Será, portanto, indispensável para trilhar este caminho, reforçar as verbas para a Cultura, aproximando-a daquilo que é destinado à área desportiva. Hoje, temos um fosso enorme, e inaceitável, entre aquilo que são as opções políticas municipais para o desenvolvimento do Desporto em detrimento da Cultura. Por isso, a CDU recomenda que se criem as condições necessárias para destinar 1% do orçamento municipal para a Cultura, o mais brevemente possível.
 
Se nada se alterar, tememos pelo futuro do concelho e pelo futuro da democracia local.

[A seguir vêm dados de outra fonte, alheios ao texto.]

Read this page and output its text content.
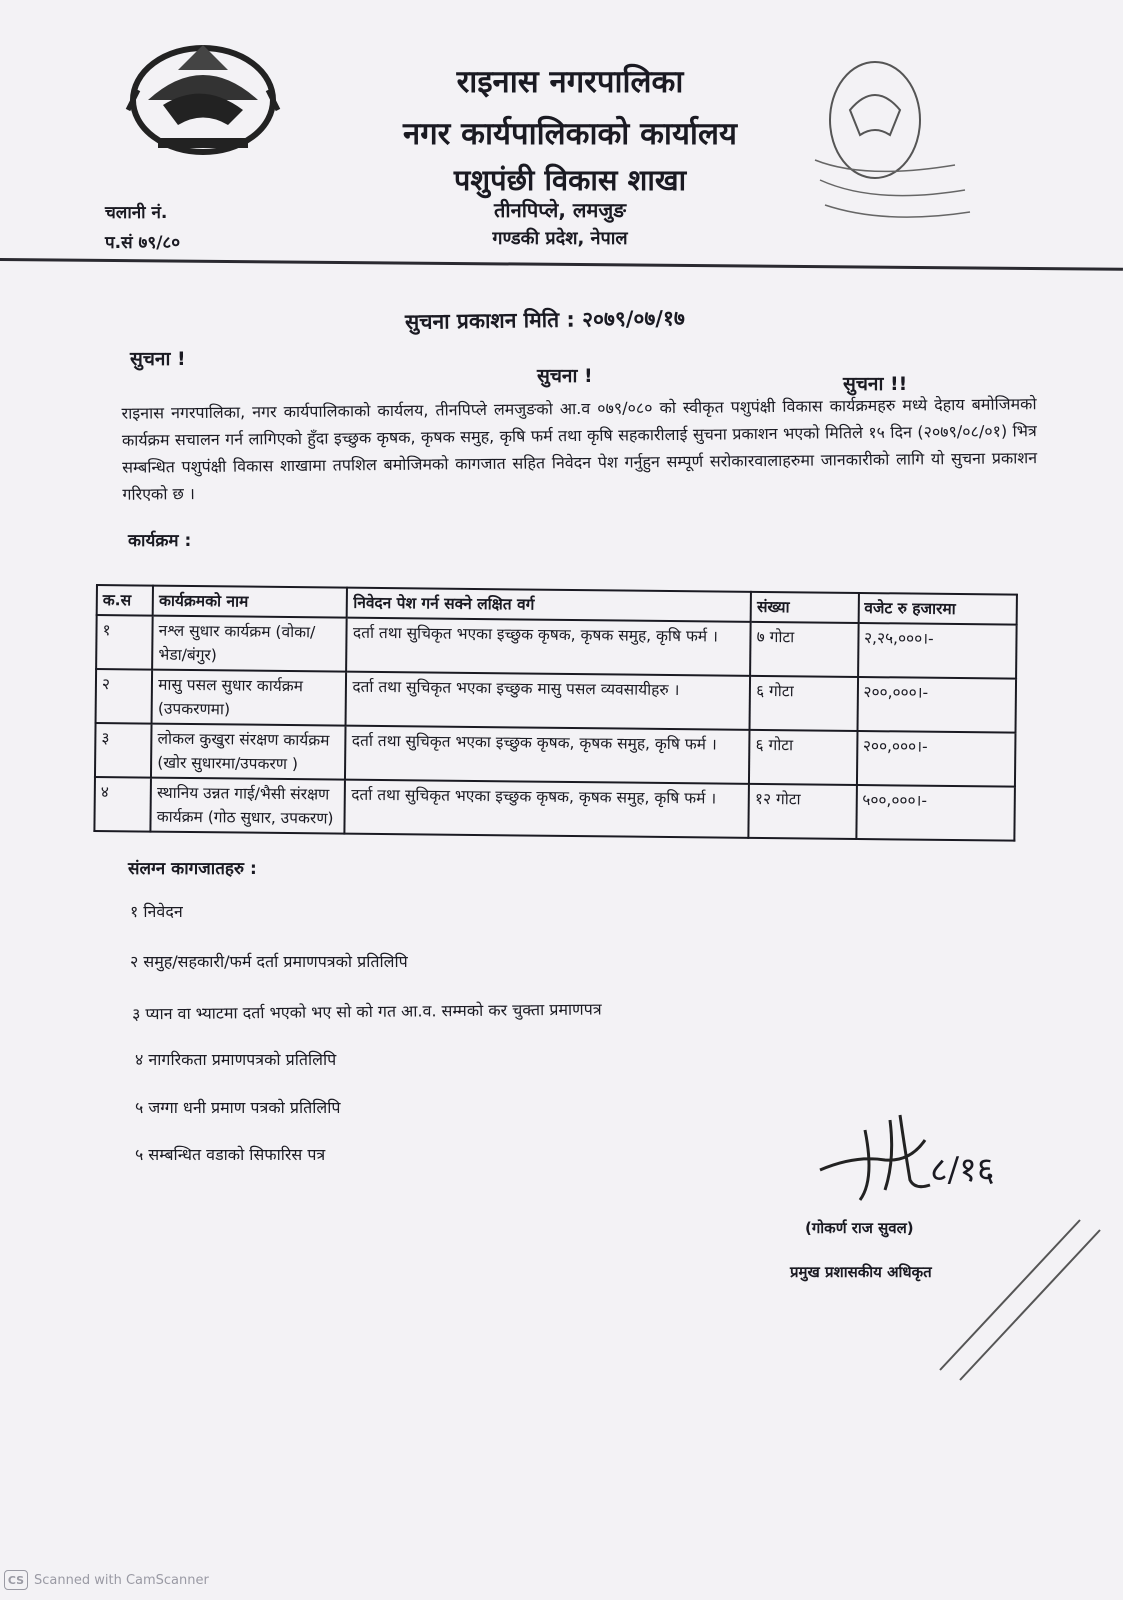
राइनास नगरपालिका
नगर कार्यपालिकाको कार्यालय
पशुपंछी विकास शाखा
तीनपिप्ले, लमजुङ
गण्डकी प्रदेश, नेपाल
चलानी नं.
प.सं ७९/८०
सुचना प्रकाशन मिति : २०७९/०७/१७
सुचना !
सुचना !	सुचना !!
राइनास नगरपालिका, नगर कार्यपालिकाको कार्यलय, तीनपिप्ले लमजुङको आ.व ०७९/०८० को स्वीकृत पशुपंक्षी विकास कार्यक्रमहरु मध्ये देहाय बमोजिमको कार्यक्रम सचालन गर्न लागिएको हुँदा इच्छुक कृषक, कृषक समुह, कृषि फर्म तथा कृषि सहकारीलाई सुचना प्रकाशन भएको मितिले १५ दिन (२०७९/०८/०१) भित्र सम्बन्धित पशुपंक्षी विकास शाखामा तपशिल बमोजिमको कागजात सहित निवेदन पेश गर्नुहुन सम्पूर्ण सरोकारवालाहरुमा जानकारीको लागि यो सुचना प्रकाशन गरिएको छ ।
कार्यक्रम :
क.स	कार्यक्रमको नाम	निवेदन पेश गर्न सक्ने लक्षित वर्ग	संख्या	वजेट रु हजारमा
१	नश्ल सुधार कार्यक्रम (वोका/भेडा/बंगुर)	दर्ता तथा सुचिकृत भएका इच्छुक कृषक, कृषक समुह, कृषि फर्म ।	७ गोटा	२,२५,०००।-
२	मासु पसल सुधार कार्यक्रम (उपकरणमा)	दर्ता तथा सुचिकृत भएका इच्छुक मासु पसल व्यवसायीहरु ।	६ गोटा	२००,०००।-
३	लोकल कुखुरा संरक्षण कार्यक्रम (खोर सुधारमा/उपकरण )	दर्ता तथा सुचिकृत भएका इच्छुक कृषक, कृषक समुह, कृषि फर्म ।	६ गोटा	२००,०००।-
४	स्थानिय उन्नत गाई/भैसी संरक्षण कार्यक्रम (गोठ सुधार, उपकरण)	दर्ता तथा सुचिकृत भएका इच्छुक कृषक, कृषक समुह, कृषि फर्म ।	१२ गोटा	५००,०००।-
संलग्न कागजातहरु :
१ निवेदन
२ समुह/सहकारी/फर्म दर्ता प्रमाणपत्रको प्रतिलिपि
३ प्यान वा भ्याटमा दर्ता भएको भए सो को गत आ.व. सम्मको कर चुक्ता प्रमाणपत्र
४ नागरिकता प्रमाणपत्रको प्रतिलिपि
५ जग्गा धनी प्रमाण पत्रको प्रतिलिपि
५ सम्बन्धित वडाको सिफारिस पत्र	८/१६
(गोकर्ण राज सुवल)
प्रमुख प्रशासकीय अधिकृत
CS Scanned with CamScanner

Pois estaremos a preparar uma sociedade esvaziada de profundidade de análise, alienada por não ser confrontada com a pluralidade de abordagens e interpretações sobre a mesma matéria e por não se questionar sobre o que se coloca à própria condição humana e à sua circunstância.
 
Estaremos a preparar uma sociedade acrítica e a nivelar por baixo aqueles que a constituem agora e que a constituirão amanhã. Uma sociedade que seguirá cegamente líderes medíocres, populistas, com tácticas falso-moralistas, com estratégias de vitimização e discursos incendiários. Líderes que não precisarão de escrever uma linha, abraçar uma causa ou entregar a vida à “coisa” pública.
 
Basta escolher o momento certo, a estrutura ideal e um orçamento robusto! E o futuro é hoje, aqui e agora!
Uma sociedade esvaziada de Cultura, assume vertigens de desenvolvimento que não existem de facto se esmiuçarmos e dissecarmos aquilo que não passa de propaganda. Uma sociedade subtraída de Cultura é uma sociedade que aliena os seus direitos e olvida os seus mais elementares deveres inerentes a quem vive em interdependências constantes.
 
Uma sociedade sem Educação não se estrutura do ponto de vista do conhecimento. No entanto, Educação sem Cultura, que lhe confere espírito crítico. É uma sociedade à mercê da voracidade do populismo e do capitalismo selvagem. Aliás, só servirá para replicar e tornar natural o modelo de aceitação da exploração por parte dos explorados.
 
Tal como referia o grande pedagogo Paulo Freire: “Não basta saber ler que: 'Eva viu a uva'. É preciso compreender qual o papel que Eva ocupa no seu contexto social, quem mais trabalha para produzir a uva e quem é que lucra com esse trabalho.”
Logo, apostemos na Cultura se queremos salvar este concelho da mediocridade e da barbárie geral! Podem contar com a CDU para erigir esse edifício!